Check out “Alerting on Machine Learning Jobs in Elasticsearch v5.5” for further details, specifically the insights detailed in the Advanced section. For the purposes of example, we simply log to Elasticsearch that an event has occurred.  In practice this alert would utilise a more elaborate action, such as email, to inform the appropriate administrator.  Applying this watch to our static dataset requires us to execute the watch as a sliding window, gradually covering each time period.  We reuse the script from earlier posts to achieve this. Executing this watch as described here, results in the watch detecting the single critical anomaly shown earlier:

[2017-07-26T14:55:32,749][INFO ][o.e.x.w.a.l.ExecutableLoggingAction] [6S5dxZK] Alert for job [unusual_process] at [2017-06-12T07:30:00.000Z] score [78]

In reality, our alerting criteria is likely to be more complex.  Whilst a period of unusual processes might be suspicious,  in very large infrastructures this alone is unlikely to represent an event worthy of a security analyst’s attention.  However, if coupled with other signatures (e.g., unusual logins), further inspection is likely warranted. The above watch could therefore be tailored to potentially look for multiple ML-detected anomalies, or even apply further static rules.

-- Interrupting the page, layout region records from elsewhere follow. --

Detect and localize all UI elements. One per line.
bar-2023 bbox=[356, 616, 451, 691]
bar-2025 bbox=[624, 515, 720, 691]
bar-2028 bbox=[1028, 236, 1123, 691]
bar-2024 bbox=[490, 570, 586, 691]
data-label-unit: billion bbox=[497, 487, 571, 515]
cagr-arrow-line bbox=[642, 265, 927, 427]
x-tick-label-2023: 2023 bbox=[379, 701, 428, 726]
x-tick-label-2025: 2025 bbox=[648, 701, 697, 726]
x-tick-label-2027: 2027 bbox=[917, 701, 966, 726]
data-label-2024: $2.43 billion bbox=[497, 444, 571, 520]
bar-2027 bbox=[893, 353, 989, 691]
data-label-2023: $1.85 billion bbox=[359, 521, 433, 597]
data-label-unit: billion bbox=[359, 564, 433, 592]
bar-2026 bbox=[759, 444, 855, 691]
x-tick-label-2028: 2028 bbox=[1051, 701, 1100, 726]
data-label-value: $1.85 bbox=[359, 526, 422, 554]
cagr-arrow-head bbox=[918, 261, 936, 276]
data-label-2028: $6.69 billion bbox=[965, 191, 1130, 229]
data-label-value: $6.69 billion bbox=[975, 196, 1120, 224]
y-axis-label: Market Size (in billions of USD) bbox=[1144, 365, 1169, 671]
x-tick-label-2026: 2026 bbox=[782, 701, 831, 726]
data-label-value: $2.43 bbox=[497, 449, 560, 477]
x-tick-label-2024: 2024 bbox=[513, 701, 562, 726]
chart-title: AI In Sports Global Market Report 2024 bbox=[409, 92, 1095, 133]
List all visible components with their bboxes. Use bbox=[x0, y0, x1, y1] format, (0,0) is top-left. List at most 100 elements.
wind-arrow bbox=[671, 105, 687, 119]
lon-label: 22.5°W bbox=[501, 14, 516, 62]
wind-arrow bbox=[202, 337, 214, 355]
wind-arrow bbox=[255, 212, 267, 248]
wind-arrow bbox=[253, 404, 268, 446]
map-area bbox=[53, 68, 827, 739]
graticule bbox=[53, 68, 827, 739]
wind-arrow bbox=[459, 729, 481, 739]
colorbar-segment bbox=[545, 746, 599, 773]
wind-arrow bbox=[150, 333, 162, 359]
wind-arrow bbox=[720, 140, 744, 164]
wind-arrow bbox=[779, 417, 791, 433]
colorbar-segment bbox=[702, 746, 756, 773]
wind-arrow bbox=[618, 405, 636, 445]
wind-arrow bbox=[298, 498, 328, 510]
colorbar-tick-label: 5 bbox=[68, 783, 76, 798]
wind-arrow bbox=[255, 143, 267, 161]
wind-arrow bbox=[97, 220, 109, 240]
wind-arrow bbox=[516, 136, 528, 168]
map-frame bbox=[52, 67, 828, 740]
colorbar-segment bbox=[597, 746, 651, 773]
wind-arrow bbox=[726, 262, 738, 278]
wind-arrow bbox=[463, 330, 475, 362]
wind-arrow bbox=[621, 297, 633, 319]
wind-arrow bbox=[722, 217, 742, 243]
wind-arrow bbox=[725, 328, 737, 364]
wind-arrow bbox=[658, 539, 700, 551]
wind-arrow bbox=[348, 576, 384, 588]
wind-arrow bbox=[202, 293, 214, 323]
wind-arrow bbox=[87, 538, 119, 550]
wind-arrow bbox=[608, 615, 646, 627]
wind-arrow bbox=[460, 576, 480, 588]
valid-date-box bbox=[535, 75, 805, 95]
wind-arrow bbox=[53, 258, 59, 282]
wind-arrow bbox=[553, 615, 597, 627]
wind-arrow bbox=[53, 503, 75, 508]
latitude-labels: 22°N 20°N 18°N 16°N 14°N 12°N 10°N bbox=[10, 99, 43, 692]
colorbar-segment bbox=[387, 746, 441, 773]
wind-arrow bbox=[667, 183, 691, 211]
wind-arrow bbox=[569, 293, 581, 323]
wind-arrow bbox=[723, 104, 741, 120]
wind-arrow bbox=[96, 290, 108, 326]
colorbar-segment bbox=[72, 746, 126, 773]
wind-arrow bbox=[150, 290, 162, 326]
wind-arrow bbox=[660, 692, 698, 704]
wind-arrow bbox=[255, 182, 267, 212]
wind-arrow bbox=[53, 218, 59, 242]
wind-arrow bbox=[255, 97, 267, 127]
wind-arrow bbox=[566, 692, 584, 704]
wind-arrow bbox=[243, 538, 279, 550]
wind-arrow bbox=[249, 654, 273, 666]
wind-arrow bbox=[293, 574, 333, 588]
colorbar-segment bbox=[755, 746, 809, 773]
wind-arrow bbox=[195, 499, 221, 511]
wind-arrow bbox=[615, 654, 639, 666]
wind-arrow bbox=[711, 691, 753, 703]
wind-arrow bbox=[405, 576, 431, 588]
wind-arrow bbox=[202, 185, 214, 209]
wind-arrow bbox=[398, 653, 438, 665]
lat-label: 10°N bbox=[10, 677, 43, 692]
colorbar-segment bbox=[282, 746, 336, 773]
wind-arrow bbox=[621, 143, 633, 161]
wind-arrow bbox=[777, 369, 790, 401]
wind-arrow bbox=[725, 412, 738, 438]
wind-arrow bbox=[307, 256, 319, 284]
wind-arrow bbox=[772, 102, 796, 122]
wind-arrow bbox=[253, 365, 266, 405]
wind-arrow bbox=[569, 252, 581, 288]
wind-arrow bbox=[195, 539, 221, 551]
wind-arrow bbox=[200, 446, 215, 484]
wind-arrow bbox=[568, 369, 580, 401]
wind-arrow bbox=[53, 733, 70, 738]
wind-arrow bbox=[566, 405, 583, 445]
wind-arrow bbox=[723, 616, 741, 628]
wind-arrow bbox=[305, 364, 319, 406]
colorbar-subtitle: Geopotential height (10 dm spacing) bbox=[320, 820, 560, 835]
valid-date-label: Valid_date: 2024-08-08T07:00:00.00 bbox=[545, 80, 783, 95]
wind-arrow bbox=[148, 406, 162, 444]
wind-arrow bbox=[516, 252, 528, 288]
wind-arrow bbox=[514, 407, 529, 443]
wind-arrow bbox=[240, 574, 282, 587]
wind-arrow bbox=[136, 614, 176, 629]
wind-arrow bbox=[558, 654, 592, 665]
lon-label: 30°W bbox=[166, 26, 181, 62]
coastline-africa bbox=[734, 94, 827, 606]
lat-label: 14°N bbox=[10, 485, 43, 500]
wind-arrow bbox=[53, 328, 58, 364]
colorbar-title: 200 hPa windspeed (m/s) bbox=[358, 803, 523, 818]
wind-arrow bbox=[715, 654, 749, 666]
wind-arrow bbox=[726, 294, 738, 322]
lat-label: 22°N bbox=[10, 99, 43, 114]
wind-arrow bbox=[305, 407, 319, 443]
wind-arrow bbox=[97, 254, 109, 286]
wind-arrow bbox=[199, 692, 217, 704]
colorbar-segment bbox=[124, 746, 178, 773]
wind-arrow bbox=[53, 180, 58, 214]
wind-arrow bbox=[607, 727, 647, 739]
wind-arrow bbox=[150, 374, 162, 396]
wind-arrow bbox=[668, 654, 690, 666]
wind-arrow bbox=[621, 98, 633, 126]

Normally, the above watch would execute periodically, matching on documents generated by the ML job in real time. Given the static nature of our dataset, we did include this.

Summary

In this post, we’ve seen how X-Pack machine learning jobs can be used to automate the analysis of a security-related dataset to detect unusual activity that may be associated with unauthorized access or an actual cyber attack.  The key advantage here is that we accomplished this analysis without the complex watch described in our previous post, requiring only a simple watch to notify us when critical anomalies have been detected.  Using X-Pack machine learning allows our security analysis to scale.  Imagine running 10-20 ML jobs, each working for you to detect usual activity in the various types of security log data you have in Elasticsearch!